Check out the XPrize page on our website for more info.
To share ideas you can post them here, on this forum, using the OpenSTT category.
Congratulations guys. Hope you will get far
Congratulations!!! I will contribute in all that i can. See ya
Awesome, looking forward to this!
Great to hear!
I would suggest checking out Kaldi which I think is really good to build upon (seems to be much better than CMU Sphinx, but I don’t have tons of knowledge there).
Otherwise I think CNN + LSTM is the way to go!
Good language models are dearly needed in the Open Source Community, for sure.

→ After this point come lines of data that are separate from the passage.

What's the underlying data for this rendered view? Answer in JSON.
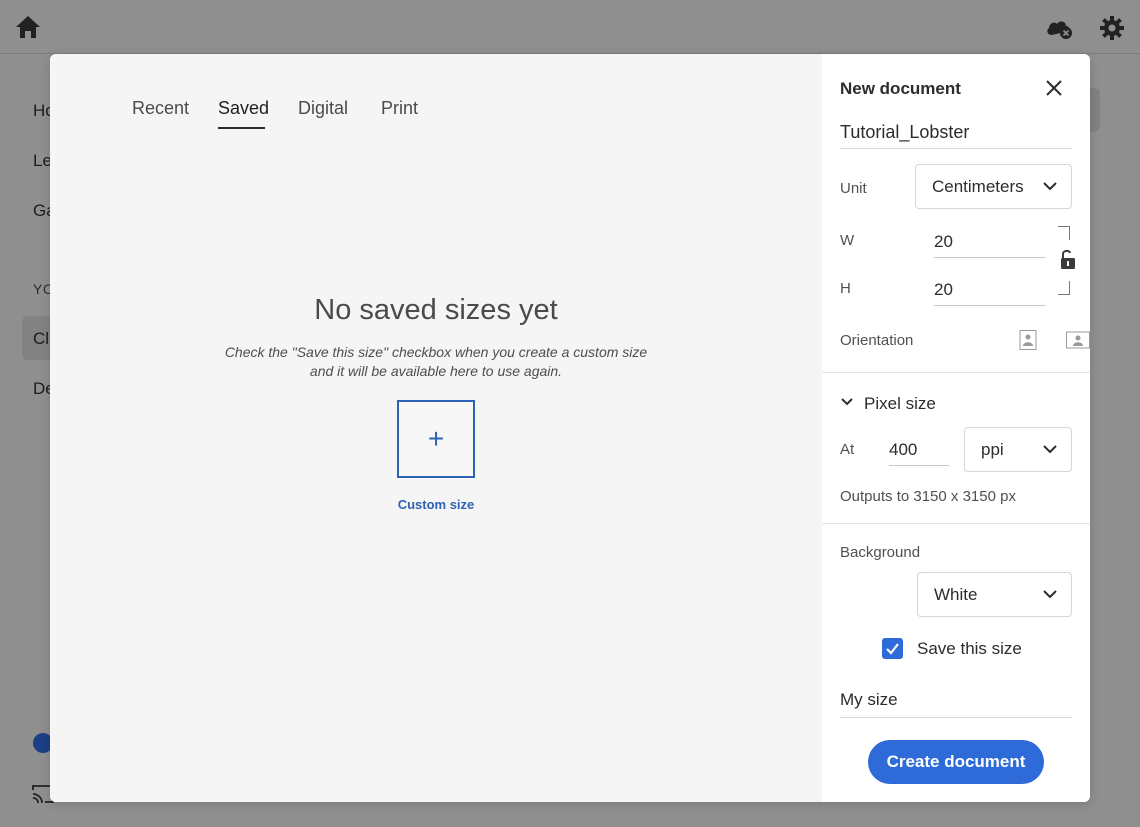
{
  "background_app": {
    "nav_items": [
      "Ho",
      "Le",
      "Ga"
    ],
    "section_label": "YC",
    "nav_items_2": [
      "Cl",
      "De"
    ]
  },
  "tabs": [
    {
      "label": "Recent"
    },
    {
      "label": "Saved"
    },
    {
      "label": "Digital"
    },
    {
      "label": "Print"
    }
  ],
  "active_tab": "Saved",
  "empty_state": {
    "title": "No saved sizes yet",
    "description_line1": "Check the \"Save this size\" checkbox when you create a custom size",
    "description_line2": "and it will be available here to use again.",
    "custom_size_symbol": "+",
    "custom_size_label": "Custom size"
  },
  "panel": {
    "title": "New document",
    "document_name": "Tutorial_Lobster",
    "unit_label": "Unit",
    "unit_value": "Centimeters",
    "width_label": "W",
    "width_value": "20",
    "height_label": "H",
    "height_value": "20",
    "orientation_label": "Orientation",
    "pixel_size_label": "Pixel size",
    "at_label": "At",
    "resolution_value": "400",
    "resolution_unit": "ppi",
    "outputs_text": "Outputs to 3150 x 3150 px",
    "background_label": "Background",
    "background_value": "White",
    "save_size_label": "Save this size",
    "save_size_checked": true,
    "size_name": "My size",
    "create_label": "Create document"
  },
  "colors": {
    "accent": "#2e6bd8",
    "custom_size_blue": "#2e62b4"
  },
  "icons": {
    "top_left": "home-icon",
    "top_right": [
      "cloud-offline-icon",
      "gear-icon"
    ],
    "close": "close-icon",
    "lock": "unlock-icon",
    "orientation": [
      "portrait-icon",
      "landscape-icon"
    ]
  }
}
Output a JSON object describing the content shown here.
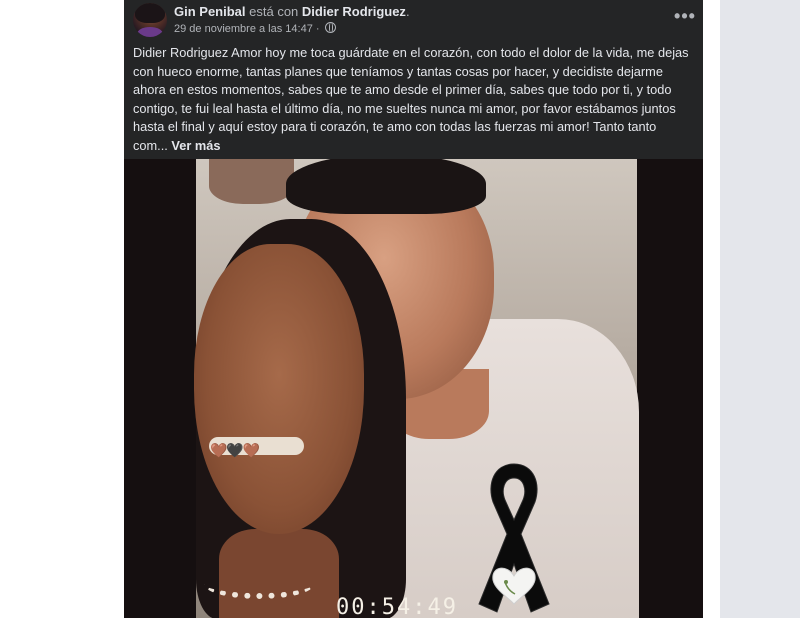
{
  "post": {
    "author": "Gin Penibal",
    "connector": "está con",
    "tagged_person": "Didier Rodriguez",
    "date": "29 de noviembre a las 14:47",
    "separator": "·",
    "body": "Didier Rodriguez   Amor hoy me toca guárdate en el corazón, con todo el dolor de la vida, me dejas con hueco enorme, tantas planes que teníamos y tantas cosas por hacer, y decidiste dejarme ahora en estos momentos, sabes que te amo desde el primer día, sabes que todo por ti, y todo contigo, te fui leal hasta el último día, no me sueltes  nunca mi amor, por favor estábamos juntos hasta el final y aquí estoy para ti corazón, te amo con todas las fuerzas mi amor! Tanto tanto com...",
    "see_more_label": "Ver más",
    "more_options_label": "•••"
  },
  "photo": {
    "hearts": "🤎🖤🤎",
    "overlay_time": "00:54:49"
  },
  "icons": {
    "audience": "globe-icon",
    "ribbon": "black-ribbon-icon"
  },
  "colors": {
    "post_background": "#242526",
    "page_background": "#ffffff",
    "side_panel": "#e4e6eb",
    "primary_text": "#e4e6eb",
    "secondary_text": "#b0b3b8"
  }
}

PS: there seems to be at least one model for Kaldi in the open: https://github.com/alumae/kaldi-gstreamer-server
@wolfv very good feedback. I’d been looking for a Kaldi implementation out in the open and hadn’t found one. I will play with this.
Hey @wolfv, thx very much for sharing this. We’ve been looking into Kaldi project in the past and it seems very promising! It’s on the top of our list to try.

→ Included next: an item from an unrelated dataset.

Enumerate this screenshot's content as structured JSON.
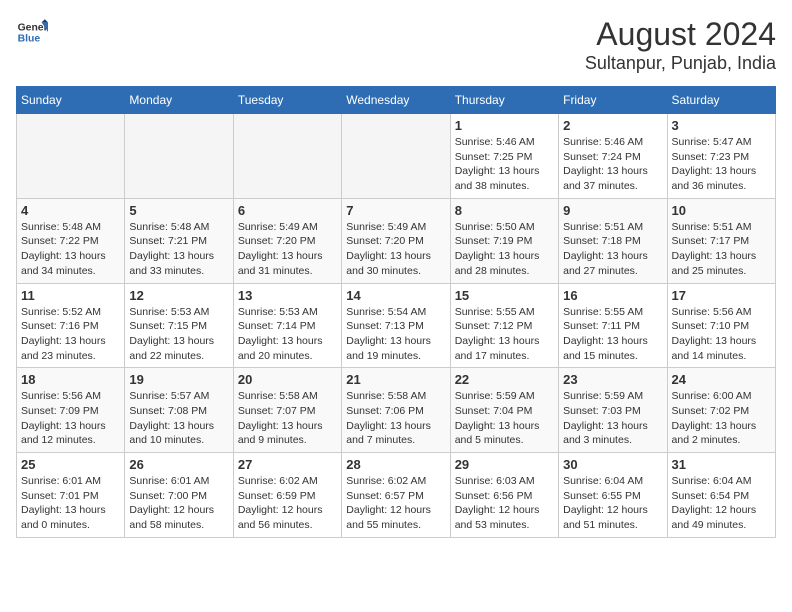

I was wondering if you are interested in joining the Machine Learning Team. If so, let me know more about you by commenting on this topic: The Machine Learning Team
P.S. Everyone is welcome to participate on the ML Team. Join us, share your experience and interest by commenting on the above topic.
I was wondering if you guys could keep us updated on whats been happening in this space. I didn’t see any commits on OpenSTT Github account as well.
Looking fwd to hear back from you guys. Its good stuff mycroft has taken up.
I heard about the OpenSTT Project through the Linux Luddites podcast (https://linuxluddites.com/shows/episode-78/). One quick idea for finding data to use for testing/validation is the LibriVox community. There are recordings of public domain books read by volunteers in many languages (https://librivox.org/)
There is actually a dataset for automated speech recognition based on LibriVox audiobooks, and there is a Kaldi model learned on this dataset.